Seems most people disagree with this project. I, on the other hand, think excellent looking spacesuits is great for PR. It’s not like they are going to be much cheaper designed by Old Navy or GAP

partial_accumen@lemmy.world on 10 Oct 2023 01:58 collapse

The original Lunar space suits worn by our Apollo astronauts were made by Playtex. Yes, the same Playtex that makes womans bras.

The designer of the SpaceX in-vehicel space suits was the same Hollywood designer that made Iron Man and Black Panther costumes.

I don’t think anyone was upset by that. I’m not quite sure why folks are upset by these new spacesuits.

captain_aggravated@sh.itjust.works on 10 Oct 2023 03:11 collapse

They spun it off as some other company, but yes Playtex made the garment components of the Apollo space suits. Hamilton-Standard built the PLSS backpack and machinery. Apparently Playtex had the most experience in the nation with making rubberized structural cloth products, and were thus able to engineer a suit that could both hold pressure, and allow the astronaut to freely move. The Mercury and Gemini suits, were made by BF Goodrich, and were so stiff and immobile that most of the fingers of the glove were curled to allow them to grip things, and the middle fingers were straight so they could effectively push buttons.

There’s this hilarious documentary about the two companies working together on this contract; this serious faced old hemorrhoid of a man talking about “At Hamilton-Standard we manufactured aircraft power plant and propeller components for commercial and military applications. They made brassiers.”

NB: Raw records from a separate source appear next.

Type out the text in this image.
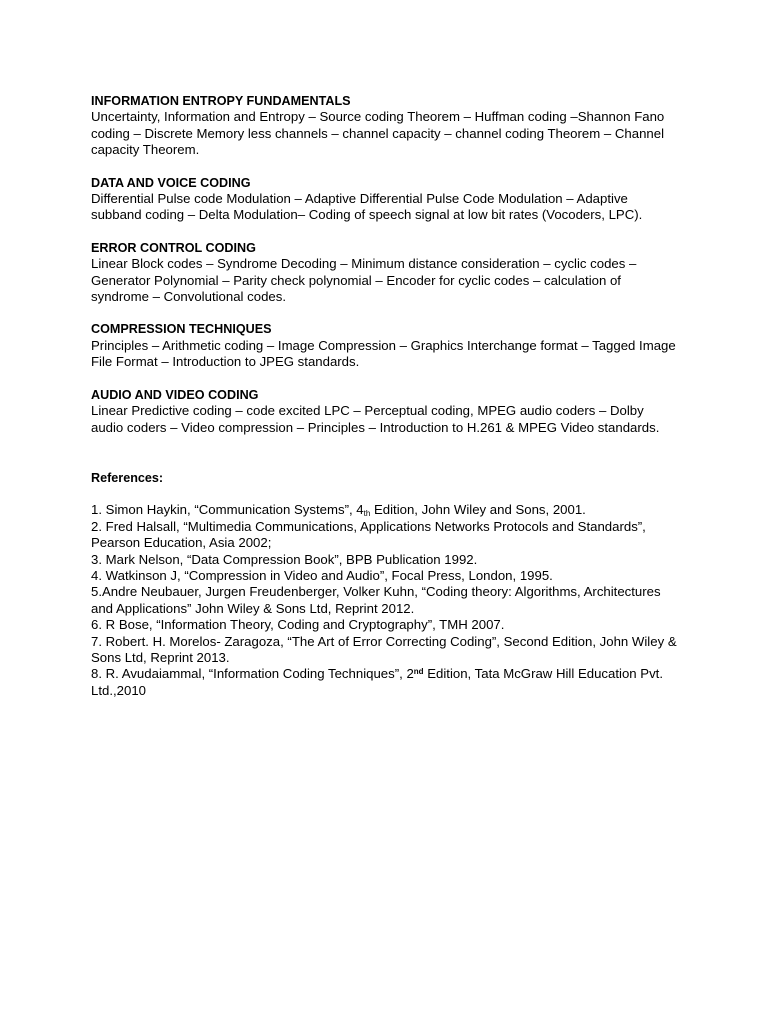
INFORMATION ENTROPY FUNDAMENTALS

Uncertainty, Information and Entropy – Source coding Theorem – Huffman coding –Shannon Fano coding – Discrete Memory less channels – channel capacity – channel coding Theorem – Channel capacity Theorem.

DATA AND VOICE CODING

Differential Pulse code Modulation – Adaptive Differential Pulse Code Modulation – Adaptive subband coding – Delta Modulation– Coding of speech signal at low bit rates (Vocoders, LPC).

ERROR CONTROL CODING

Linear Block codes – Syndrome Decoding – Minimum distance consideration – cyclic codes – Generator Polynomial – Parity check polynomial – Encoder for cyclic codes – calculation of syndrome – Convolutional codes.

COMPRESSION TECHNIQUES

Principles – Arithmetic coding – Image Compression – Graphics Interchange format – Tagged Image File Format – Introduction to JPEG standards.

AUDIO AND VIDEO CODING

Linear Predictive coding – code excited LPC – Perceptual coding, MPEG audio coders – Dolby audio coders – Video compression – Principles – Introduction to H.261 & MPEG Video standards.

References:

1. Simon Haykin, “Communication Systems”, $4_{th}$ Edition, John Wiley and Sons, 2001.
2. Fred Halsall, “Multimedia Communications, Applications Networks Protocols and Standards”, Pearson Education, Asia 2002;
3. Mark Nelson, “Data Compression Book”, BPB Publication 1992.
4. Watkinson J, “Compression in Video and Audio”, Focal Press, London, 1995.
5.Andre Neubauer, Jurgen Freudenberger, Volker Kuhn, “Coding theory: Algorithms, Architectures and Applications” John Wiley & Sons Ltd, Reprint 2012.
6. R Bose, “Information Theory, Coding and Cryptography”, TMH 2007.
7. Robert. H. Morelos- Zaragoza, “The Art of Error Correcting Coding”, Second Edition, John Wiley & Sons Ltd, Reprint 2013.
8. R. Avudaiammal, “Information Coding Techniques”, 2nd Edition, Tata McGraw Hill Education Pvt. Ltd.,2010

Later on they interview the chief seamstress whose team actually sewed the suits. “I was making baby pants. They came to me and asked if I wanted to try something a little different, and I said sure.” “There had to be ten stitches to the inch. No less, or more. We would walk the sewing machines one stitch at a time.” “You absolutely could not leave a pin in a garment, for it might hurt the astronaut, or even puncture the suit. So I issued each girl pins with different colored heads. I was inspecting a garment and found a red pin. I looked up which girl it was, and I walked over and said ‘is this your pin?’ She said ‘no’ and I said ‘well here’s your pin’ and I stuck her in the behind with it.”

The 60’s were fucking wild, man.

partial_accumen@lemmy.world on 10 Oct 2023 03:20 collapse

I had never heard the “pin” part of that story. Thanks for sharing that. 😀

captain_aggravated@sh.itjust.works on 10 Oct 2023 03:51 collapse

I’ll cite the “Moon Machines” series, available on Youtube. The episode on the space suit.

vodkasolution@feddit.it on 09 Oct 2023 20:48 next collapse

I can already picture Ye sporting a brand new NASA PRADA spacesuit in mid August, with like 40°C (104°F)

terminhell@lemmy.dbzer0.com on 09 Oct 2023 22:04 next collapse

Nah. Now if Dickies was doing it, mayyyybbbbeeee.